Bacterial flagellins are unusual microbial products that can be directly recognized by receptors of both the innate and adaptive immune system. Since flagellins initiate an innate immune response, they have the potential to function as molecularly defined adjuvants, and are being studied in preclinical vaccine studies. Expanding our knowledge about the innate immune response to bacterial flagellins is important for understanding immunity to flagellated pathogens and has the additional potential to influence future vaccine and adjuvant development. Mucosal dendritic cells (DC) are the only hematopoietic population known to constitutively express the flagellin receptor, TLR5. The effect of bacterial flagellins on intestinal DC antigen presentation and migration have not previously been examined but have the potential to influence bacterial pathogenesis and host immunity. Our overall hypothesis is that Salmonella flagellin recognition by intestinal DCs enhances the presentation of flagellin epitopes and initiates rapid intestinal DC migration. We expect the rapid response of TLR5' DCs is beneficial to host immunity but is also beneficial to the bacteria since it enables efficient pathogen dissemination. It is not known if TLR5 ligation on intestinal DCs can influence the presentation of flagellin peptides on surface MHC molecules. Our working hypothesis in Specific Aim 1 is that activation of intestinal DCs via TLR5 preferentially enhances the display of flagellin peptides on surface MHC molecules. This hypothesis predicts a direct link between surface TLR ligation and subsequent antigen presentation, and could explain the notable dominance of flagellin-specific T cell responses in infectious and inflammatory diseases of the intestine. We propose to examine this hypothesis using new reagents that we have developed to directly track presentation of flagellin epitopes on antigen presenting cells in vitro and in vivo. Reports suggest that Salmonella provoke rapid migration of an unusual DC population in the intestinal lamina propria to enter the host. However, the bacterial stimulus provoking these early DC migration events are undefined. Our hypothesis in Specific Aim 2 is that recognition of bacterial flagellins causes rapid DC migration in the intestine. We propose to examine this hypothesis using reagents that will allow us to physically track DC migration from the lamina propria.

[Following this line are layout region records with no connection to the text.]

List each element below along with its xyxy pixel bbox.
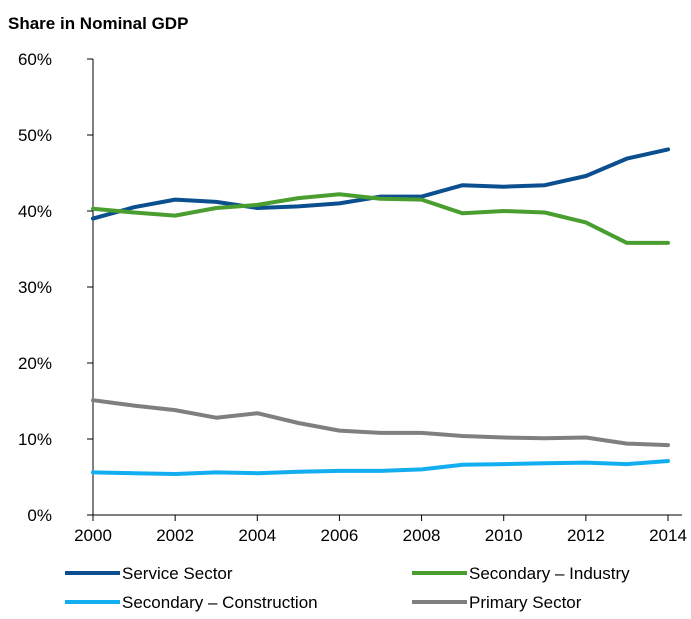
x-tick-label: 2002 — [156, 526, 194, 545]
x-tick-label: 2000 — [74, 526, 112, 545]
x-tick-label: 2010 — [485, 526, 523, 545]
x-axis: 2000 2002 2004 2006 2008 2010 2012 2014 — [74, 514, 687, 545]
y-tick-label: 10% — [18, 430, 52, 449]
series-line-2 — [91, 459, 670, 476]
y-tick-label: 0% — [27, 506, 52, 525]
y-tick-label: 30% — [18, 278, 52, 297]
series-line-0 — [91, 147, 670, 221]
series-line-3 — [91, 398, 670, 448]
series-line-1 — [91, 192, 670, 245]
x-tick-label: 2008 — [403, 526, 441, 545]
x-tick-label: 2006 — [321, 526, 359, 545]
x-tick-label: 2012 — [567, 526, 605, 545]
y-tick-label: 40% — [18, 202, 52, 221]
y-tick-label: 20% — [18, 354, 52, 373]
y-axis: 0% 10% 20% 30% 40% 50% 60% — [18, 50, 94, 525]
x-tick-label: 2014 — [649, 526, 687, 545]
legend: Service Sector Secondary – Industry Second… — [65, 564, 630, 612]
legend-label-3: Primary Sector — [469, 593, 582, 612]
legend-label-1: Secondary – Industry — [469, 564, 630, 583]
legend-label-2: Secondary – Construction — [122, 593, 318, 612]
chart-title: Share in Nominal GDP — [8, 14, 189, 33]
y-tick-label: 50% — [18, 126, 52, 145]
legend-label-0: Service Sector — [122, 564, 233, 583]
y-tick-label: 60% — [18, 50, 52, 69]
x-tick-label: 2004 — [238, 526, 276, 545]
series-lines — [91, 147, 670, 476]
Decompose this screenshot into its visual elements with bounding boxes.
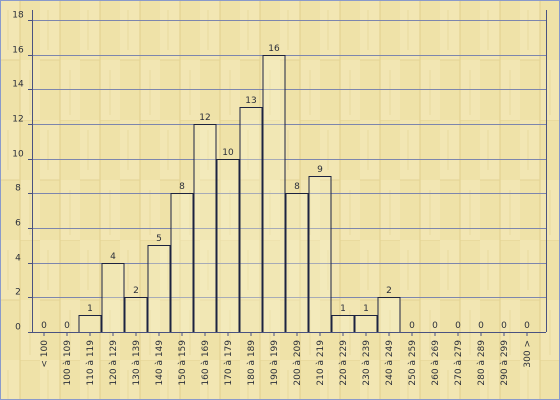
x-tick-label: 130 à 139 bbox=[132, 340, 142, 386]
bar bbox=[101, 263, 125, 333]
bar-value-label: 9 bbox=[317, 165, 323, 175]
y-tick-label: 16 bbox=[12, 46, 24, 56]
bar-value-label: 0 bbox=[409, 321, 415, 331]
x-tick-label: 300 > bbox=[523, 340, 533, 368]
y-tick-label: 18 bbox=[12, 11, 24, 21]
y-tick-label: 8 bbox=[15, 184, 21, 194]
y-tick-label: 2 bbox=[15, 288, 21, 298]
bar-value-label: 2 bbox=[133, 286, 139, 296]
y-tick-label: 12 bbox=[12, 115, 23, 125]
x-tick-label: 230 à 239 bbox=[362, 340, 372, 386]
x-tick-label: 290 à 299 bbox=[500, 340, 510, 386]
x-tick-label: 190 à 199 bbox=[270, 340, 280, 386]
bar-value-label: 10 bbox=[222, 148, 234, 158]
x-tick-label: 260 à 269 bbox=[431, 340, 441, 386]
x-tick-label: 160 à 169 bbox=[201, 340, 211, 386]
bar bbox=[377, 297, 401, 333]
bar bbox=[331, 315, 355, 333]
bar bbox=[147, 245, 171, 333]
y-tick-label: 10 bbox=[12, 150, 24, 160]
bar bbox=[354, 315, 378, 333]
bar-value-label: 1 bbox=[87, 304, 93, 314]
bar bbox=[124, 297, 148, 333]
bar-value-label: 13 bbox=[245, 96, 256, 106]
bar-value-label: 2 bbox=[386, 286, 392, 296]
x-tick-label: 250 à 259 bbox=[408, 340, 418, 386]
x-tick-label: 240 à 249 bbox=[385, 340, 395, 386]
bar-value-label: 0 bbox=[501, 321, 507, 331]
x-tick-label: 220 à 229 bbox=[339, 340, 349, 386]
bar-value-label: 8 bbox=[179, 182, 185, 192]
bar bbox=[78, 315, 102, 333]
bars bbox=[78, 55, 401, 333]
bar bbox=[193, 124, 217, 333]
x-tick-label: 180 à 189 bbox=[247, 340, 257, 386]
bar bbox=[239, 107, 263, 333]
bar bbox=[285, 193, 309, 333]
bar-value-label: 0 bbox=[432, 321, 438, 331]
y-tick-label: 6 bbox=[15, 219, 21, 229]
x-tick-label: 150 à 159 bbox=[178, 340, 188, 386]
y-tick-label: 4 bbox=[15, 254, 21, 264]
bar-value-label: 1 bbox=[340, 304, 346, 314]
bar-value-label: 8 bbox=[294, 182, 300, 192]
bar-value-label: 16 bbox=[268, 44, 280, 54]
y-tick-label: 14 bbox=[12, 80, 24, 90]
bar-value-label: 5 bbox=[156, 234, 162, 244]
x-tick-label: 120 à 129 bbox=[109, 340, 119, 386]
x-tick-label: 200 à 209 bbox=[293, 340, 303, 386]
bar bbox=[308, 176, 332, 333]
x-tick-label: 170 à 179 bbox=[224, 340, 234, 386]
bar-value-label: 4 bbox=[110, 252, 116, 262]
x-tick-label: 110 à 119 bbox=[86, 340, 96, 386]
axes bbox=[28, 10, 547, 336]
bar-value-label: 0 bbox=[455, 321, 461, 331]
bar bbox=[170, 193, 194, 333]
x-tick-label: 280 à 289 bbox=[477, 340, 487, 386]
y-tick-label: 0 bbox=[15, 323, 21, 333]
bar-value-label: 12 bbox=[199, 113, 210, 123]
bar-value-label: 1 bbox=[363, 304, 369, 314]
bar bbox=[262, 55, 286, 333]
bar-value-label: 0 bbox=[64, 321, 70, 331]
x-tick-label: 140 à 149 bbox=[155, 340, 165, 386]
x-tick-label: 270 à 279 bbox=[454, 340, 464, 386]
bar-value-label: 0 bbox=[478, 321, 484, 331]
x-tick-label: 210 à 219 bbox=[316, 340, 326, 386]
bar-value-label: 0 bbox=[41, 321, 47, 331]
bar-value-label: 0 bbox=[524, 321, 530, 331]
bar bbox=[216, 159, 240, 333]
x-tick-label: < 100 bbox=[40, 340, 50, 368]
x-tick-label: 100 à 109 bbox=[63, 340, 73, 386]
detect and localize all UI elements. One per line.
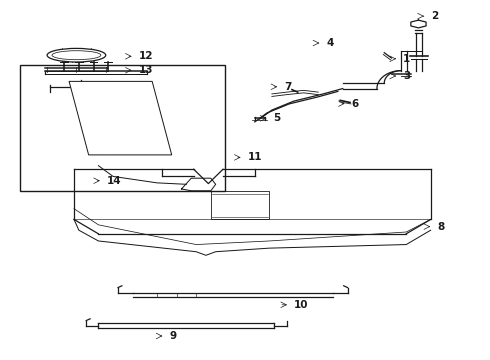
Text: 4: 4 [326,38,334,48]
Polygon shape [69,81,172,155]
Text: 8: 8 [437,222,444,231]
Text: 2: 2 [431,11,438,21]
Text: 12: 12 [139,51,153,61]
Text: 13: 13 [139,65,153,75]
Bar [20,65,225,191]
Text: 3: 3 [403,71,410,81]
Text: 1: 1 [403,54,410,64]
Ellipse shape [47,48,106,62]
Text: 14: 14 [107,176,122,186]
Text: 9: 9 [169,331,176,341]
Text: 10: 10 [294,300,308,310]
Text: 11: 11 [247,152,262,162]
Bar [211,191,270,220]
Ellipse shape [52,51,101,60]
Text: 6: 6 [351,99,359,109]
Text: 7: 7 [284,82,292,92]
Text: 5: 5 [273,113,281,123]
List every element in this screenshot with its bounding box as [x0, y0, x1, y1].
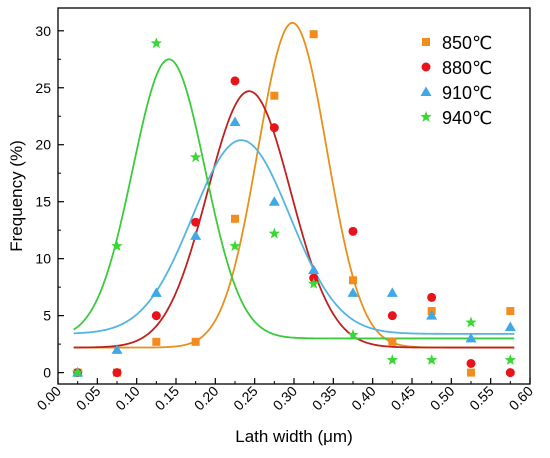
x-tick-label: 0.15 — [152, 383, 183, 414]
data-point-910℃ — [504, 321, 516, 332]
data-point-910℃ — [190, 230, 202, 240]
x-tick-label: 0.50 — [427, 383, 458, 414]
data-point-940℃ — [386, 354, 399, 365]
legend-marker-850℃ — [422, 38, 430, 46]
legend-label: 940℃ — [442, 108, 492, 128]
data-point-940℃ — [307, 277, 320, 289]
data-point-940℃ — [504, 354, 517, 365]
x-tick-label: 0.30 — [270, 383, 301, 414]
data-point-910℃ — [465, 332, 477, 343]
data-point-850℃ — [152, 337, 161, 346]
data-point-880℃ — [348, 226, 358, 236]
legend-marker-910℃ — [420, 86, 432, 96]
data-point-940℃ — [71, 366, 84, 378]
y-tick-label: 20 — [35, 137, 51, 153]
y-tick-label: 25 — [35, 80, 51, 96]
legend-marker-940℃ — [420, 111, 432, 122]
data-point-880℃ — [427, 292, 437, 302]
data-point-940℃ — [229, 240, 241, 251]
x-tick-label: 0.35 — [309, 383, 340, 414]
data-point-880℃ — [230, 76, 240, 86]
data-point-940℃ — [268, 227, 281, 239]
x-axis: 0.00 0.05 0.10 0.15 0.20 0.25 0.30 0.35 0.40 0.45… — [34, 378, 537, 414]
fit-curve-880℃ — [73, 90, 515, 349]
data-point-910℃ — [111, 344, 123, 354]
data-point-940℃ — [189, 151, 202, 163]
data-point-850℃ — [309, 30, 318, 39]
x-axis-title: Lath width (μm) — [235, 427, 353, 446]
data-point-940℃ — [425, 354, 438, 365]
data-point-880℃ — [466, 358, 476, 368]
x-tick-label: 0.40 — [348, 383, 379, 414]
x-tick-label: 0.05 — [73, 383, 104, 414]
data-point-910℃ — [347, 287, 359, 297]
x-tick-label: 0.10 — [112, 383, 143, 414]
y-tick-label: 5 — [43, 308, 51, 324]
data-point-880℃ — [505, 368, 515, 378]
y-tick-label: 15 — [35, 194, 51, 210]
data-point-940℃ — [111, 240, 123, 251]
data-point-850℃ — [231, 214, 239, 223]
x-tick-label: 0.60 — [506, 383, 537, 414]
data-point-910℃ — [308, 264, 320, 275]
x-tick-label: 0.20 — [191, 383, 222, 414]
fit-curve-940℃ — [73, 58, 515, 340]
data-point-940℃ — [150, 37, 163, 49]
data-point-880℃ — [151, 311, 161, 321]
legend-label: 910℃ — [442, 83, 492, 103]
x-tick-label: 0.00 — [34, 383, 65, 414]
data-point-850℃ — [191, 337, 200, 346]
data-point-880℃ — [387, 311, 397, 321]
data-point-910℃ — [386, 287, 398, 297]
y-tick-label: 10 — [35, 251, 51, 267]
fit-curve-910℃ — [73, 139, 515, 335]
data-point-880℃ — [269, 123, 279, 133]
x-tick-label: 0.45 — [388, 383, 419, 414]
data-point-910℃ — [426, 310, 438, 320]
legend-label: 880℃ — [442, 58, 492, 78]
y-tick-label: 30 — [35, 23, 51, 39]
legend-label: 850℃ — [442, 33, 492, 53]
data-point-940℃ — [465, 316, 477, 328]
y-axis-title: Frequency (%) — [7, 140, 26, 251]
data-point-880℃ — [112, 368, 122, 378]
data-point-850℃ — [506, 307, 515, 316]
fit-curves — [73, 21, 515, 349]
data-point-850℃ — [388, 337, 397, 346]
x-tick-label: 0.25 — [230, 383, 261, 414]
data-points — [71, 30, 517, 378]
data-point-910℃ — [268, 196, 280, 206]
y-tick-label: 0 — [43, 365, 51, 381]
data-point-910℃ — [150, 287, 162, 297]
data-point-850℃ — [349, 276, 357, 285]
y-axis: 0 5 10 15 20 25 30 — [35, 23, 64, 381]
data-point-880℃ — [191, 217, 201, 227]
data-point-850℃ — [270, 91, 279, 100]
data-point-940℃ — [347, 329, 359, 340]
legend-marker-880℃ — [421, 62, 431, 72]
legend: 850℃ 880℃ 910℃ 940℃ — [420, 33, 492, 128]
x-tick-label: 0.55 — [466, 383, 497, 414]
data-point-850℃ — [467, 368, 475, 377]
data-point-910℃ — [229, 116, 241, 126]
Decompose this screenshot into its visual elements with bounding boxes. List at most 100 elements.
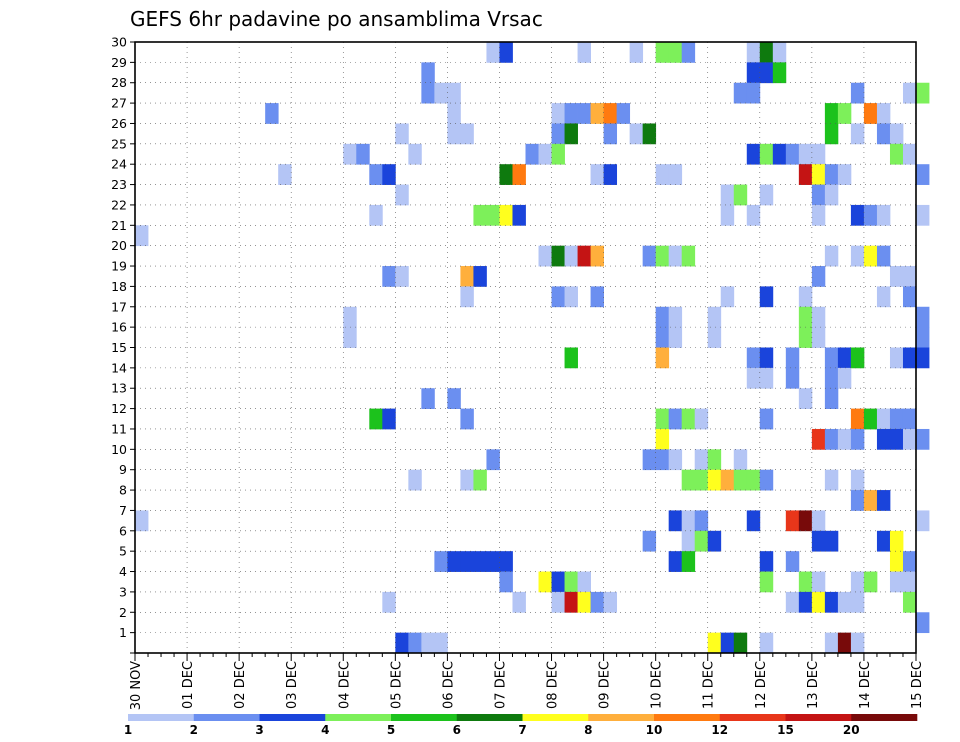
precip-cell — [473, 266, 487, 287]
y-tick-label: 8 — [119, 483, 127, 498]
y-tick-label: 27 — [111, 96, 127, 111]
precip-cell — [902, 571, 917, 593]
precip-cell — [850, 571, 865, 593]
precip-cell — [499, 571, 513, 593]
precip-cell — [876, 530, 891, 552]
precip-cell — [824, 388, 839, 409]
precip-cell — [460, 551, 474, 572]
precip-cell — [655, 164, 670, 185]
precip-cell — [916, 306, 930, 328]
x-tick-label: 11 DEC — [702, 661, 717, 709]
y-tick-label: 2 — [119, 605, 127, 620]
precip-cell — [798, 306, 813, 328]
precip-cell — [499, 42, 513, 63]
precip-cell — [759, 42, 774, 63]
precip-cell — [850, 82, 865, 104]
precip-cell — [447, 82, 461, 104]
precip-cell — [811, 591, 826, 613]
precip-cell — [850, 591, 865, 613]
precip-cell — [642, 530, 657, 552]
x-tick-label: 04 DEC — [337, 661, 352, 709]
x-tick-label: 09 DEC — [598, 661, 613, 709]
precip-cell — [707, 632, 722, 654]
precip-cell — [759, 551, 774, 572]
precip-cell — [863, 103, 878, 124]
y-tick-label: 1 — [119, 625, 127, 640]
precip-cell — [655, 42, 670, 63]
precip-cell — [902, 266, 917, 287]
legend-swatch — [259, 714, 326, 721]
y-axis-labels: 1234567891011121314151617181920212223242… — [111, 35, 127, 641]
precip-cell — [824, 245, 839, 267]
precip-cell — [616, 103, 631, 124]
precip-cell — [876, 490, 891, 511]
precip-cell — [668, 42, 683, 63]
precip-cell — [655, 245, 670, 267]
precip-cell — [551, 591, 565, 613]
precip-cell — [551, 143, 565, 165]
precip-cell — [564, 245, 578, 267]
x-tick-label: 30 NOV — [129, 661, 144, 710]
precip-cell — [356, 143, 370, 165]
precip-cell — [889, 408, 904, 430]
y-tick-label: 17 — [111, 299, 127, 314]
legend-swatch — [588, 714, 655, 721]
legend-swatch — [654, 714, 721, 721]
x-tick-label: 03 DEC — [285, 661, 300, 709]
precip-cell — [681, 42, 696, 63]
precip-cell — [707, 469, 722, 491]
precip-cell — [655, 449, 670, 471]
x-tick-label: 06 DEC — [441, 661, 456, 709]
precip-cell — [499, 164, 513, 185]
precip-cell — [577, 571, 591, 593]
y-tick-label: 4 — [119, 564, 127, 579]
precip-cell — [720, 632, 735, 654]
y-tick-label: 18 — [111, 279, 127, 294]
x-tick-label: 05 DEC — [389, 661, 404, 709]
precip-cell — [850, 204, 865, 226]
precip-cell — [551, 286, 565, 308]
x-tick-label: 15 DEC — [910, 661, 925, 709]
precip-cell — [837, 367, 852, 389]
precip-cell — [382, 591, 396, 613]
precip-cell — [863, 408, 878, 430]
precip-cell — [876, 428, 891, 450]
precip-cell — [265, 103, 279, 124]
precip-cell — [916, 164, 930, 185]
precip-cell — [733, 449, 748, 471]
precip-cell — [447, 103, 461, 124]
precip-cell — [837, 164, 852, 185]
precip-cell — [824, 530, 839, 552]
y-tick-label: 24 — [111, 157, 127, 172]
precip-cell — [889, 123, 904, 145]
precip-cell — [720, 286, 735, 308]
precip-cell — [889, 571, 904, 593]
precip-cell — [408, 143, 422, 165]
precip-cell — [382, 164, 396, 185]
precip-cell — [837, 103, 852, 124]
precip-cell — [824, 469, 839, 491]
precip-cell — [733, 469, 748, 491]
precip-cell — [694, 408, 709, 430]
precip-cell — [707, 327, 722, 348]
y-tick-label: 28 — [111, 75, 127, 90]
precip-cell — [135, 510, 149, 532]
precip-cell — [460, 266, 474, 287]
precip-cell — [746, 367, 761, 389]
precip-cell — [772, 62, 787, 84]
precip-cell — [785, 367, 800, 389]
precip-cell — [746, 62, 761, 84]
precip-cell — [460, 286, 474, 308]
precip-cell — [863, 490, 878, 511]
precip-cell — [642, 245, 657, 267]
precip-cell — [798, 143, 813, 165]
x-tick-label: 13 DEC — [806, 661, 821, 709]
y-tick-label: 7 — [119, 503, 127, 518]
precip-cell — [681, 530, 696, 552]
precip-cell — [824, 367, 839, 389]
y-tick-label: 16 — [111, 320, 127, 335]
precip-cell — [408, 632, 422, 654]
precip-cell — [577, 245, 591, 267]
precip-cell — [837, 591, 852, 613]
legend-swatch — [325, 714, 392, 721]
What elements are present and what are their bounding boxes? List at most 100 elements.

细菌鞭毛是不寻常的微生物产品，可以直接识别 先天和适应性免疫系统的受体。由于鞭毛启动了先天 免疫反应，它们有可能充当分子定义的佐剂，并且 正在临床前疫苗研究中研究。扩大我们对先天的知识 对细菌鞭毛蛋白的免疫反应对于理解免疫力很重要 鞭毛病原体，并具有影响未来疫苗和 辅助发展。 粘膜树突状细胞（DC）是唯一已知的造血人群 组成性表达鞭毛蛋白受体TLR5。细菌鞭毛蛋白对 肠道直流抗原表现和迁移以前尚未被检查，但 有可能影响细菌发病机理和宿主免疫。我们的整体 假设是肠道DC识别沙门氏菌鞭毛蛋白会增强 鞭毛蛋白表位和引发快速肠道直流迁移的表现。我们期望 TLR5'DCS的快速响应对宿主免疫有益，但也对 细菌因为它可以有效地传播病原体。 尚不清楚TLR5在肠道DC上的结扎是否会影响 表面MHC分子上的鞭毛蛋白肽。我们在特定目标中的工作假设1 是通过TLR5激活肠道DC可以优先增强 表面MHC分子上的鞭毛蛋白肽。该假设预测了直接链接 在表面TLR连接和随后的抗原表现之间，可以解释 感染性和炎症中鞭毛蛋白特异性T细胞反应的显着优势 肠道疾病。我们建议使用新试剂来检查这一假设 我们已经开发了直接跟踪抗原呈现鞭毛蛋白表位的表现 细胞体外和体内。 报告表明沙门氏菌会激发不寻常的DC的快速迁移 肠道层中的人口进入宿主。但是，细菌刺激 激发这些早期的DC迁移事件是不确定的。我们在特定目的中的假设 2是对细菌鞭毛蛋白的识别会导致肠道快速的直流迁移。 我们建议使用试剂来检查这一假设，以使我们能够物理跟踪 DC从固有层迁移。